23.06.2025

Jean-Paul Van Bendegem over Tijd, Theater Aan Zee en Tussenruimte

Wiskundige, filosoof en Golfbreker van TAZ 2025 Jean-Paul Van Bendegem deelt zijn fascinatie voor tijd. Van zandlopers tot atoomklokken, van persoonlijke beleving tot kosmisch perspectief — een gesprek vol inzichten en verwondering.

Jp liggend indy

Wie bent u en wat is uw rol bij Theater Aan Zee?

Mijn naam is Jean-Paul Van Bendegem. Ik ben wiskundige en filosoof, en ben na mijn studies aan de universiteit ‘blijven plakken’: eerst in Gent, daarna aan de VUB. Daar kon ik doen wat ik het liefst deed: filosofie van de wiskunde. Twee opleidingen die perfect samenkomen. Dat heb ik voluit gedaan tot 2018, toen werd ik 65 en mocht ik zeer vriendelijk verdwijnen.
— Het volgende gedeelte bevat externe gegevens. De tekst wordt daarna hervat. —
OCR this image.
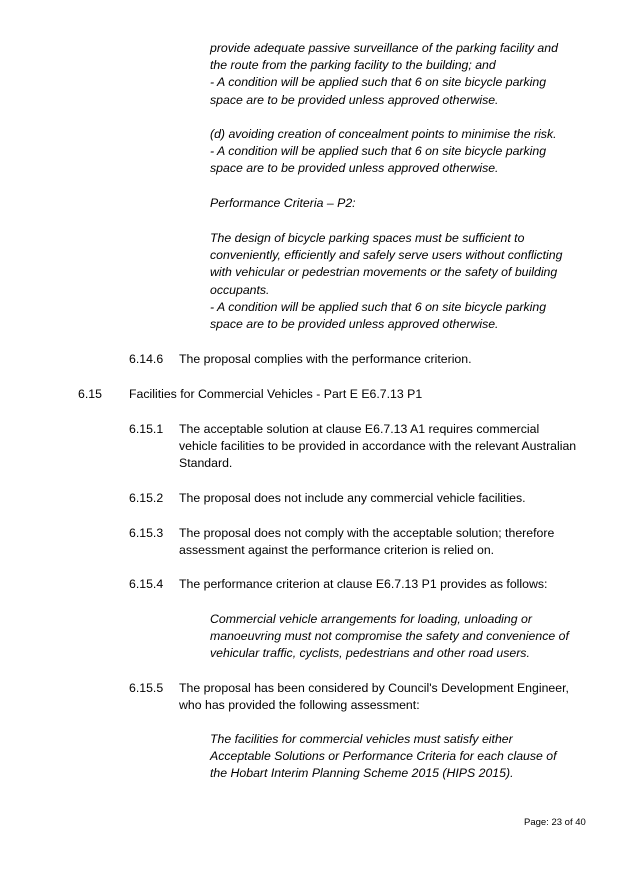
provide adequate passive surveillance of the parking facility and
the route from the parking facility to the building; and
- A condition will be applied such that 6 on site bicycle parking
space are to be provided unless approved otherwise.
(d) avoiding creation of concealment points to minimise the risk.
- A condition will be applied such that 6 on site bicycle parking
space are to be provided unless approved otherwise.
Performance Criteria – P2:
The design of bicycle parking spaces must be sufficient to
conveniently, efficiently and safely serve users without conflicting
with vehicular or pedestrian movements or the safety of building
occupants.
- A condition will be applied such that 6 on site bicycle parking
space are to be provided unless approved otherwise.
6.14.6 The proposal complies with the performance criterion.
6.15 Facilities for Commercial Vehicles - Part E E6.7.13 P1
6.15.1 The acceptable solution at clause E6.7.13 A1 requires commercial
vehicle facilities to be provided in accordance with the relevant Australian
Standard.
6.15.2 The proposal does not include any commercial vehicle facilities.
6.15.3 The proposal does not comply with the acceptable solution; therefore
assessment against the performance criterion is relied on.
6.15.4 The performance criterion at clause E6.7.13 P1 provides as follows:
Commercial vehicle arrangements for loading, unloading or
manoeuvring must not compromise the safety and convenience of
vehicular traffic, cyclists, pedestrians and other road users.
6.15.5 The proposal has been considered by Council's Development Engineer,
who has provided the following assessment:
The facilities for commercial vehicles must satisfy either
Acceptable Solutions or Performance Criteria for each clause of
the Hobart Interim Planning Scheme 2015 (HIPS 2015).
Page: 23 of 40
Officieel mocht ik blijven uitbollen, maar in 2023, bij mijn zeventigste verjaardag, vond ik het genoeg geweest. Nu ben ik in een fase waarin ik enkel doe wat ik graag doe.

Toen Cindy Godefroi (Artistieke leiding - TAZ) mij vroeg om Golfbreker te worden bij Theater Aan Zee, met het thema tijd als surplus, dacht ik meteen: "Ja, dat moet ik doen!"

Tijd is een breed begrip. Hoe komt het thema samen in uw werk als wiskundige en filosoof?

Tijd is een prachtig onderwerp waar ervaring en wetenschappelijke benadering samenkomen. Natuurkunde is de meest voor de hand liggende wetenschap, maar ook sociologie en psychologie hebben iets over tijd te zeggen.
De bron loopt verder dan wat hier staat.